The singer behind atmospheric album ‘I Would Not Live Always’ cut his teeth in pub sessions

Irish singer John Francis Flynn © Ellius Grace

 

Garth Cartwright : The Financial Times



At the start of 2021, John Francis Flynn was, it is fair to say, another struggling Dublin folk singer. But a year later, following the release without hoopla of his debut solo album I Would Not Live Always in July, his reputation has moved beyond Dublin’s folk aficionados to the international stage. Outstanding reviews put I Would Not Live Always on many best-of-the-year lists.

“I’m overwhelmed by the response,” says Flynn, a member of band Skipper’s Alley and a regular at pub sessions. “Skipper’s Alley haven’t really had any success, so to get such a strong response from this album . . . I didn’t expect it at all. It’s a bit mad how it’s all happened.”

What mark out I Would Not Live Always as unique are both Flynn’s voice — mournful, deep, expressive — and the adventurous arrangements of songs by celebrated British folk authorities Shirley Collins and Ewan MacColl, alongside centuries-old ballads. Working with keyboards, drums, tape loops and Saileog Ní Cheannabháin, who performs sean-nós singing (unaccompanied traditional Irish vocal music), Flynn has made I Would Not Live Always intensely atmospheric, a challenging yet compelling listening experience. This is folk music rooted in tradition but alive to our time.

“It’s definitely a lockdown album,” says Flynn, who started recording it in early 2020. The enforced break gave time to think, and “when we returned to the studio, producer Brendan Jenkinson and I, we added loads and loads of different textures. I think that gave it a bit more of a contemporary edge.”

John Francis Flynn performing at the RTE Radio 1 Folk Awards in Dublin last year © Alamy Stock Photo

 

Flynn’s album has not shifted too far from Irish folk tradition, however: the instrumental “Tralee Gaol” is a simple dance number built around the tin whistle. And the keyboards, drums and loops are employed minimally — this is not a folk singer trying to sound like a rock or pop artist. More than anything, it’s the intensity of Flynn’s voice that captivates.

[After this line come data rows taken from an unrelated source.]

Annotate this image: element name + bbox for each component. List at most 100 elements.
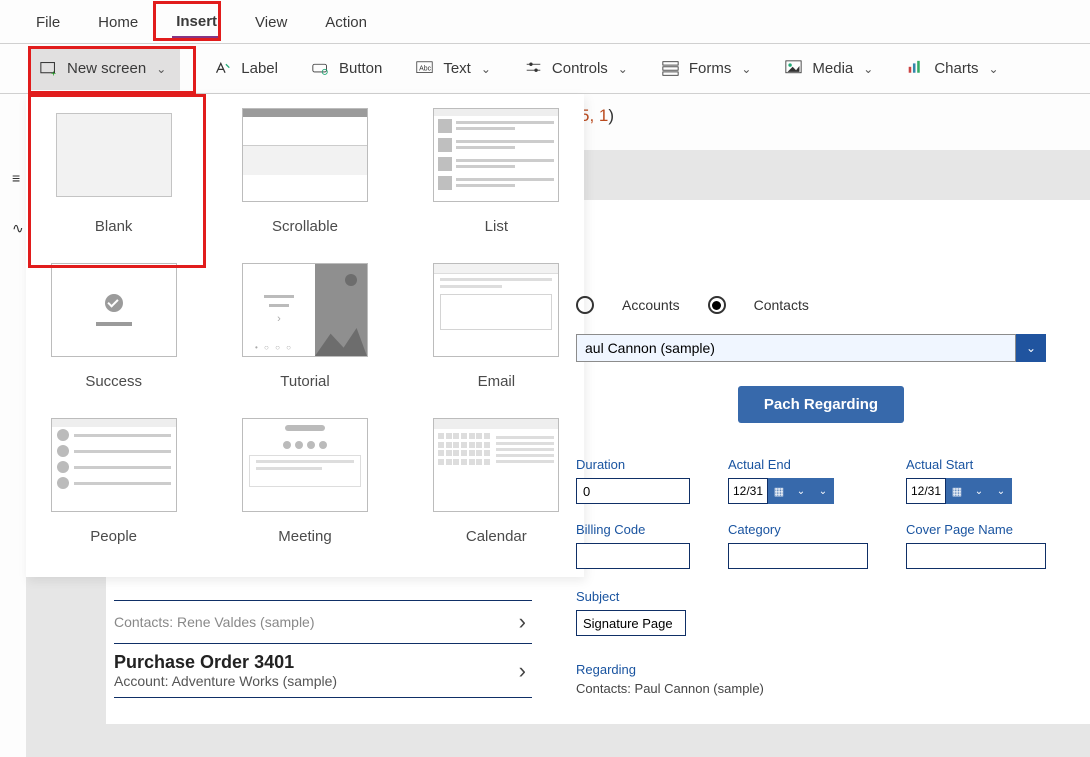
gallery-list-label: List — [421, 218, 572, 235]
text-label: Text — [443, 60, 471, 77]
calendar-icon[interactable]: ▦ — [768, 478, 790, 504]
thumb-list — [433, 108, 559, 202]
subject-label: Subject — [576, 589, 1066, 604]
menu-file[interactable]: File — [32, 6, 64, 37]
gallery-meeting[interactable]: Meeting — [229, 418, 380, 545]
regarding-label: Regarding — [576, 662, 1066, 677]
forms-label: Forms — [689, 60, 732, 77]
gallery-scrollable-label: Scrollable — [229, 218, 380, 235]
list-peek: Contacts: Rene Valdes (sample) › Purchas… — [114, 600, 532, 698]
gallery-calendar-label: Calendar — [421, 528, 572, 545]
formula-bar-fragment: 5, 1) — [580, 106, 614, 126]
gallery-list[interactable]: List — [421, 108, 572, 235]
chevron-down-icon: ⌄ — [481, 62, 491, 76]
text-icon: Abc — [416, 60, 433, 77]
gallery-success-label: Success — [38, 373, 189, 390]
list-row-sub: Account: Adventure Works (sample) — [114, 673, 337, 689]
charts-icon — [907, 60, 924, 77]
chevron-down-icon[interactable]: ⌄ — [1016, 334, 1046, 362]
ribbon: + New screen ⌄ Label Button Abc Text ⌄ C… — [0, 44, 1090, 94]
menu-insert[interactable]: Insert — [172, 5, 221, 39]
gallery-people[interactable]: People — [38, 418, 189, 545]
new-screen-button[interactable]: + New screen ⌄ — [30, 48, 180, 90]
combo-value[interactable]: aul Cannon (sample) — [576, 334, 1016, 362]
menu-view[interactable]: View — [251, 6, 291, 37]
controls-label: Controls — [552, 60, 608, 77]
radio-accounts[interactable] — [576, 296, 594, 314]
billing-code-label: Billing Code — [576, 522, 690, 537]
duration-input[interactable] — [576, 478, 690, 504]
chevron-down-icon: ⌄ — [863, 62, 873, 76]
contact-combo[interactable]: aul Cannon (sample) ⌄ — [576, 334, 1046, 362]
text-button[interactable]: Abc Text ⌄ — [416, 60, 491, 77]
media-icon — [785, 60, 802, 77]
actual-start-input[interactable]: ▦ ⌄⌄ — [906, 478, 1046, 504]
category-label: Category — [728, 522, 868, 537]
label-button[interactable]: Label — [214, 60, 278, 77]
form-area: Accounts Contacts aul Cannon (sample) ⌄ … — [576, 296, 1066, 696]
thumb-people — [51, 418, 177, 512]
calendar-icon[interactable]: ▦ — [946, 478, 968, 504]
menu-bar: File Home Insert View Action — [0, 0, 1090, 44]
hour-select[interactable]: ⌄ — [790, 478, 812, 504]
thumb-success — [51, 263, 177, 357]
forms-icon — [662, 60, 679, 77]
chevron-down-icon: ⌄ — [741, 62, 751, 76]
gallery-calendar[interactable]: Calendar — [421, 418, 572, 545]
actual-start-label: Actual Start — [906, 457, 1046, 472]
min-select[interactable]: ⌄ — [812, 478, 834, 504]
thumb-blank — [51, 108, 177, 202]
actual-end-label: Actual End — [728, 457, 868, 472]
subject-input[interactable] — [576, 610, 686, 636]
chevron-down-icon: ⌄ — [989, 62, 999, 76]
gallery-meeting-label: Meeting — [229, 528, 380, 545]
radio-accounts-label: Accounts — [622, 297, 680, 313]
patch-regarding-button[interactable]: Pach Regarding — [738, 386, 904, 423]
gallery-email[interactable]: Email — [421, 263, 572, 390]
menu-home[interactable]: Home — [94, 6, 142, 37]
cover-page-input[interactable] — [906, 543, 1046, 569]
list-row-title: Purchase Order 3401 — [114, 652, 337, 673]
svg-text:Abc: Abc — [419, 65, 431, 72]
actual-end-input[interactable]: ▦ ⌄⌄ — [728, 478, 868, 504]
thumb-tutorial: › • ○ ○ ○ — [242, 263, 368, 357]
list-row-2[interactable]: Purchase Order 3401 Account: Adventure W… — [114, 643, 532, 697]
menu-action[interactable]: Action — [321, 6, 371, 37]
billing-code-input[interactable] — [576, 543, 690, 569]
duration-label: Duration — [576, 457, 690, 472]
chevron-right-icon: › — [519, 658, 532, 684]
gallery-tutorial-label: Tutorial — [229, 373, 380, 390]
gallery-scrollable[interactable]: Scrollable — [229, 108, 380, 235]
chevron-down-icon: ⌄ — [156, 62, 166, 76]
cover-page-label: Cover Page Name — [906, 522, 1046, 537]
min-select[interactable]: ⌄ — [990, 478, 1012, 504]
hour-select[interactable]: ⌄ — [968, 478, 990, 504]
svg-text:+: + — [51, 68, 56, 77]
radio-contacts-label: Contacts — [754, 297, 809, 313]
gallery-tutorial[interactable]: › • ○ ○ ○ Tutorial — [229, 263, 380, 390]
gallery-blank[interactable]: Blank — [38, 108, 189, 235]
new-screen-gallery: Blank Scrollable List Success › — [26, 94, 584, 577]
chevron-right-icon: › — [519, 609, 532, 635]
button-icon — [312, 60, 329, 77]
forms-button[interactable]: Forms ⌄ — [662, 60, 752, 77]
label-icon — [214, 60, 231, 77]
charts-label: Charts — [934, 60, 978, 77]
thumb-email — [433, 263, 559, 357]
gallery-blank-label: Blank — [38, 218, 189, 235]
controls-icon — [525, 60, 542, 77]
controls-button[interactable]: Controls ⌄ — [525, 60, 628, 77]
media-button[interactable]: Media ⌄ — [785, 60, 873, 77]
thumb-scrollable — [242, 108, 368, 202]
label-label: Label — [241, 60, 278, 77]
button-button[interactable]: Button — [312, 60, 382, 77]
gallery-email-label: Email — [421, 373, 572, 390]
gallery-success[interactable]: Success — [38, 263, 189, 390]
tree-toggle[interactable]: ≡ — [12, 170, 20, 186]
list-row-1[interactable]: Contacts: Rene Valdes (sample) › — [114, 600, 532, 643]
category-input[interactable] — [728, 543, 868, 569]
charts-button[interactable]: Charts ⌄ — [907, 60, 998, 77]
tree-toggle2[interactable]: ∿ — [12, 220, 24, 237]
radio-contacts[interactable] — [708, 296, 726, 314]
chevron-down-icon: ⌄ — [618, 62, 628, 76]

We have this great tradition in Ireland where anyone can join a session and play or sing Having grown up in a household where everyone played Irish trad music, Flynn mastered several instruments at a young age but only started singing aged 19. “That I have a big voice, well, I imagine this might be from singing sessions in pubs: we have this great tradition in Ireland where anyone can join a session and play or sing but, the thing is, you have to learn to sing loud as the pub is a pub.”

Flynn is signed to River Lea, the folk offshoot label of Rough Trade and foremost champion of the contemporary Irish scene. “People have talked about the ‘folk resurgence’ here,” says Flynn, “and I agree that, right now, traditional music is enjoying a broader appeal. But I grew up with trad music and there’s always been a scene, whether the media and wider audiences are aware of it or not.”

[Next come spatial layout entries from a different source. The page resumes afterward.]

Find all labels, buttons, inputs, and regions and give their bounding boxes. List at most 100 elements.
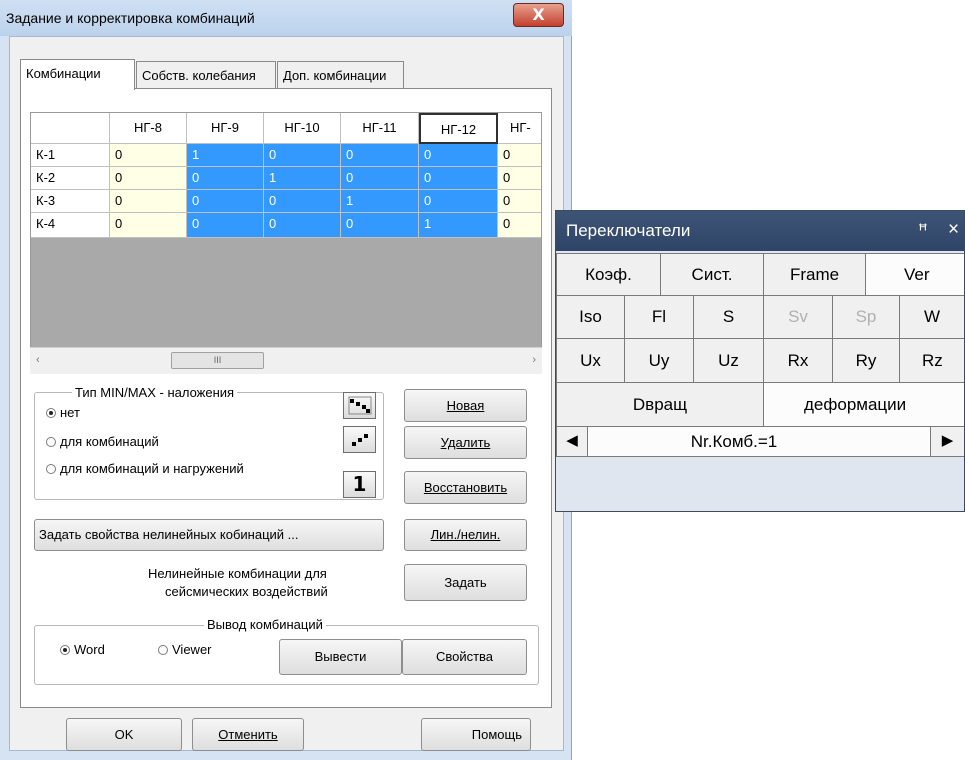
radio-icon[interactable] [46,464,56,474]
grid-corner-cell [31,113,110,144]
grid-pattern-antidiagonal-button[interactable] [343,426,376,453]
radio-label: нет [60,405,80,420]
switch-rx[interactable]: Rx [763,338,833,383]
switch-sp[interactable]: Sp [832,295,900,339]
radio-minmax-none[interactable]: нет [46,405,80,420]
tab-eigen-oscillations[interactable]: Собств. колебания [136,61,276,88]
grid-cell[interactable]: 1 [264,167,341,190]
grid-cell[interactable]: 0 [264,144,341,167]
prev-combination-icon[interactable]: ◀ [556,426,588,457]
radio-icon[interactable] [158,645,168,655]
grid-horizontal-scrollbar[interactable]: ‹ III › [30,347,542,374]
grid-cell[interactable]: 0 [264,213,341,238]
grid-cell[interactable]: 0 [498,144,541,167]
grid-cell[interactable]: 0 [341,144,419,167]
help-button[interactable]: Помощь [421,718,531,751]
digit-one-button[interactable]: 1 [343,471,376,498]
tab-extra-combinations[interactable]: Доп. комбинации [277,61,404,88]
switch-ux[interactable]: Ux [556,338,625,383]
switch-uz[interactable]: Uz [693,338,764,383]
grid-cell[interactable]: 0 [187,167,264,190]
cancel-button[interactable]: Отменить [192,718,304,751]
switch-w[interactable]: W [899,295,964,339]
restore-button[interactable]: Восстановить [404,471,527,504]
column-header[interactable]: НГ-8 [110,113,187,144]
grid-cell[interactable]: 0 [110,213,187,238]
radio-minmax-combinations-loads[interactable]: для комбинаций и нагружений [46,461,244,476]
scroll-right-icon[interactable]: › [532,354,536,366]
column-header[interactable]: НГ-12 [419,113,498,144]
radio-label: для комбинаций [60,434,159,449]
radio-output-word[interactable]: Word [60,642,105,657]
grid-cell[interactable]: 0 [110,190,187,213]
switch-system[interactable]: Сист. [660,253,764,296]
switch-rz[interactable]: Rz [899,338,964,383]
switch-rotation[interactable]: Dвращ [556,382,764,427]
ok-button[interactable]: OK [66,718,182,751]
radio-minmax-combinations[interactable]: для комбинаций [46,434,159,449]
grid-cell[interactable]: 0 [110,144,187,167]
switch-uy[interactable]: Uy [624,338,694,383]
column-header[interactable]: НГ-11 [341,113,419,144]
switch-sv[interactable]: Sv [763,295,833,339]
switch-s[interactable]: S [693,295,764,339]
column-header[interactable]: НГ-9 [187,113,264,144]
grid-cell[interactable]: 0 [187,213,264,238]
pin-icon[interactable]: ꟸ [918,221,928,241]
seismic-label-line2: сейсмических воздействий [165,584,328,599]
switch-fl[interactable]: Fl [624,295,694,339]
switch-ver[interactable]: Ver [865,253,964,296]
export-button[interactable]: Вывести [279,639,402,675]
grid-cell[interactable]: 1 [341,190,419,213]
column-header[interactable]: НГ- [498,113,541,144]
panel-close-icon[interactable]: × [948,219,959,241]
tab-combinations[interactable]: Комбинации [20,59,135,90]
output-group-legend: Вывод комбинаций [204,617,326,632]
new-button[interactable]: Новая [404,389,527,422]
row-header[interactable]: К-3 [31,190,110,213]
row-header[interactable]: К-2 [31,167,110,190]
column-header[interactable]: НГ-10 [264,113,341,144]
grid-cell[interactable]: 0 [341,213,419,238]
switch-ry[interactable]: Ry [832,338,900,383]
switches-panel-titlebar[interactable]: Переключатели ꟸ × [556,211,964,251]
grid-cell[interactable]: 0 [187,190,264,213]
radio-output-viewer[interactable]: Viewer [158,642,212,657]
radio-icon[interactable] [46,437,56,447]
set-button[interactable]: Задать [404,564,527,601]
close-button[interactable]: X [513,3,564,27]
linear-nonlinear-button[interactable]: Лин./нелин. [404,519,527,551]
grid-pattern-diagonal-button[interactable] [343,392,376,419]
grid-cell[interactable]: 0 [419,167,498,190]
grid-cell[interactable]: 0 [419,190,498,213]
grid-cell[interactable]: 0 [341,167,419,190]
nonlinear-properties-button[interactable]: Задать свойства нелинейных кобинаций ... [34,519,384,551]
dialog-titlebar[interactable]: Задание и корректировка комбинаций X [0,0,572,36]
dialog-title: Задание и корректировка комбинаций [6,10,255,26]
grid-cell[interactable]: 1 [187,144,264,167]
switch-deformations[interactable]: деформации [763,382,964,427]
grid-cell[interactable]: 0 [110,167,187,190]
row-header[interactable]: К-4 [31,213,110,238]
switch-coef[interactable]: Коэф. [556,253,661,296]
scroll-left-icon[interactable]: ‹ [36,354,40,366]
switch-iso[interactable]: Iso [556,295,625,339]
radio-selected-icon[interactable] [46,408,56,418]
grid-cell[interactable]: 0 [419,144,498,167]
row-header[interactable]: К-1 [31,144,110,167]
grid-cell[interactable]: 0 [264,190,341,213]
grid-cell[interactable]: 0 [498,213,541,238]
combinations-grid[interactable]: НГ-8 НГ-9 НГ-10 НГ-11 НГ-12 НГ- К-1 0 1 … [30,112,542,374]
grid-cell[interactable]: 0 [498,190,541,213]
radio-label: для комбинаций и нагружений [60,461,244,476]
delete-button[interactable]: Удалить [404,426,527,459]
scroll-thumb[interactable]: III [171,352,264,369]
grid-cell[interactable]: 0 [498,167,541,190]
switch-frame[interactable]: Frame [763,253,866,296]
switches-panel-title: Переключатели [566,221,691,240]
properties-button[interactable]: Свойства [402,639,527,675]
radio-label: Word [74,642,105,657]
radio-selected-icon[interactable] [60,645,70,655]
grid-cell[interactable]: 1 [419,213,498,238]
next-combination-icon[interactable]: ▶ [930,426,964,457]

While Dublin has long produced folk musicians who possess international appeal — The Dubliners, Planxty, Mary Black — the city’s scene had recently been overlooked until Lankum, who mix both folk and punk influences, demonstrated that the music had relevance in the 21st century. Other new Irish folk talent to break through includes Lisa O’Neill, Ye Vagabonds and Flynn himself.

Rising Irish folk talent Lisa O’Neill © Alamy Stock Photo



Within the folk scene, a song is a spur to excavate, in search of its history and alternative readings by other artists. On the album, “Shallow Brown” — a sea shanty sung in the voice of a slave working on a ship — and “My Son Tim” — a mother raging at the French soldiers who fired a cannonball that crippled her sailor son — may be old but resonate still because Flynn sings them with such pathos. How did Flynn find these songs?

“I go through phases of looking for traditional songs,” he says. “There’s a great archive in Dublin with rare, old recordings. And at sessions you hear the older heads singing, so I’ve learnt songs from them. ‘Shallow Brown’ came from a big book of sea shanties collected by Stan Hugill. I imagine the way I sing it isn’t the way it was originally sung as shanties were work songs. It’s such a sad song, I just had to sing it.”

Flynn’s first UK tour begins in Brighton on January 26 and finishes in Chester a month later. Omicron means that when we speak he is unsure if any or all of the dates will be cancelled, and as a musician who survives on playing concerts, it weighs on him. “If there’s no live scene as such in the foreseeable future then a lot of musicians are going to have to find another trade,” he says.

But if they do go ahead, they will be worth seeing, like the one he played at The Lexington in London last summer. That evening Flynn beat upon his acoustic guitar and wailed, his deep voice and brooding presence making for a compelling spectacle. “Having been raised in the trad scene, I feel so fortunate to be sharing my music with people who perhaps don’t know anything about the culture I come from,” says Flynn. “Folk music really lives when it’s shared with an audience.”